But as he grows he gathers much,
And learns the use of 'I' and 'me,'
And finds, 'I am not what I see,
And other than the things I touch.'
So rounds he to a separate mind
From whence clear memory may begin,
As thro' the frame that binds him in
His isolation grows defined.
This use may lie in blood and breath,
Which else were fruitless of their due,
Had man to learn himself anew
Beyond the second birth of Death.
Now if we extend the process of growth here described as of a single child passing through a single life to the collective process of growth effected by humanity from age to age, we have quite clearly the principle whose light I wish to shed upon our comparison of the works I have named. Just as the child learns to know himself—"that I am I"—so man comes in the course of time to feel more and more distinctly I am I; and the growth of this feeling continually uproots his old relations to things and brings about new relations with new forms to clothe them in.

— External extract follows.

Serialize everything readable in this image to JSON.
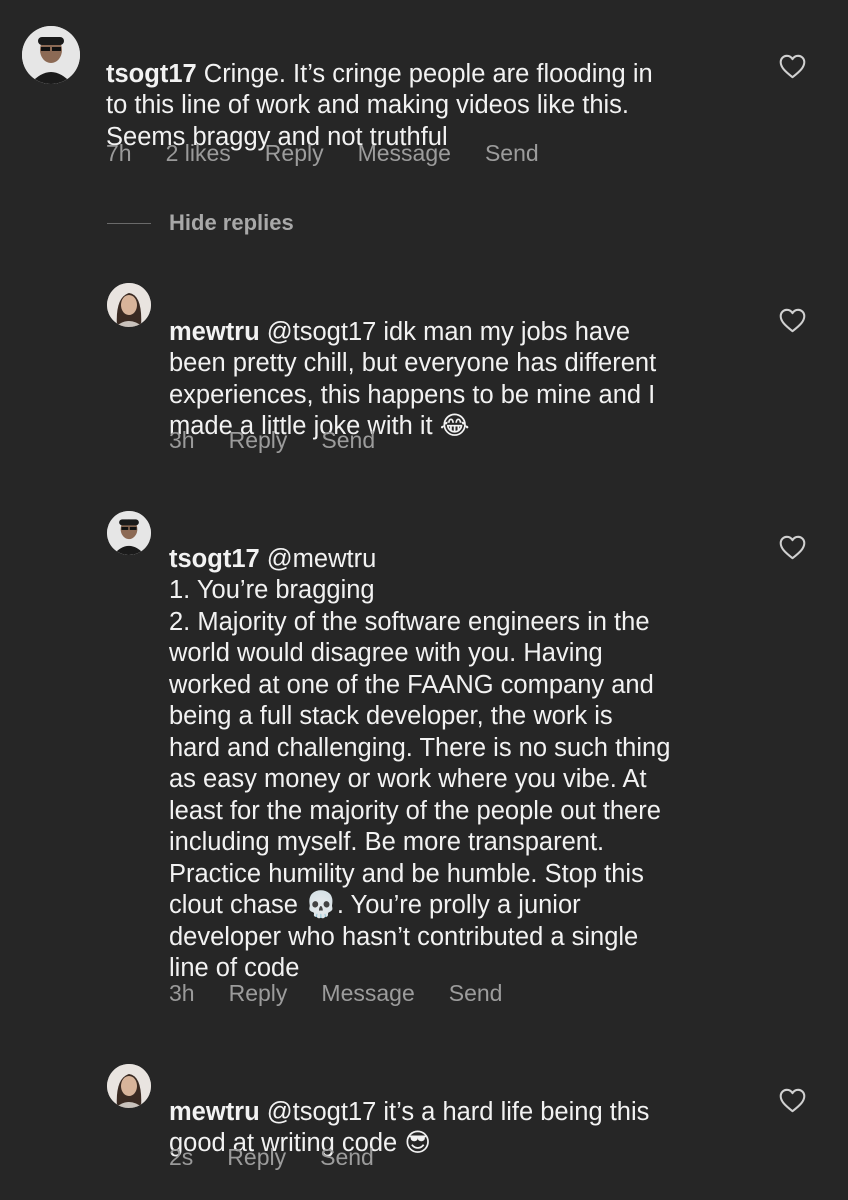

One may say indeed that this recognition of the supreme finality of the ego feeling among modern men seems a curious and not unrelated counterpart of the theory by which the modern physicist, in order to explain his physical world, divides it into atoms which atoms are themselves indivisible. We have here the perplexing problem which in the poem De Profundis, partially read to you, was poetically called "the pain of this divisible, indivisible world." To explain the world, whether the moral or the physical world, we must suppose it divisible into atoms; to explain the atom, we must suppose that indivisible. Let us see then in what form this "pain of the divisible, indivisible world" with all its attendant pains of contradiction between fate and free will,—between the Infinite Personality, which should seem boundless, and the finite personality which nevertheless seems to bound it,—let us see, I say under what explicit forms this pain appears in the Prometheus Bound, for alas it was an old grief when Æschylus was a baby. Here, then, in the centre of the stage lies the gigantic figure of Prometheus, (let us fancy) stark, prostrate, proud, unmoving throughout the whole action. Two ministers of Jove, Might and Force, have him in charge and Hephæstus—the god more commonly known as Vulcan—stands by with chain, hammer and bolt. Might acquaints us at once with what is toward.
At length the utmost bound of earth we've reached,
This Scythian soil, this wild untrodden waste.
Hephæstus, now Jove's high behests demand
Thy care; to these steep, cliffy rocks bind down
With close-linked chains of during adamant
This daring wretch. For he the bright rayed fire,
Mother of arts....
Filched from the gods and gave to mortals. Here
Let his pride learn to bow to Jove supreme;
And love men well but love them not too much.
Hephæstus proceeds to chain him, but with many protests, not only because Prometheus' act seems over-punished, but because he is Prometheus' kinsman.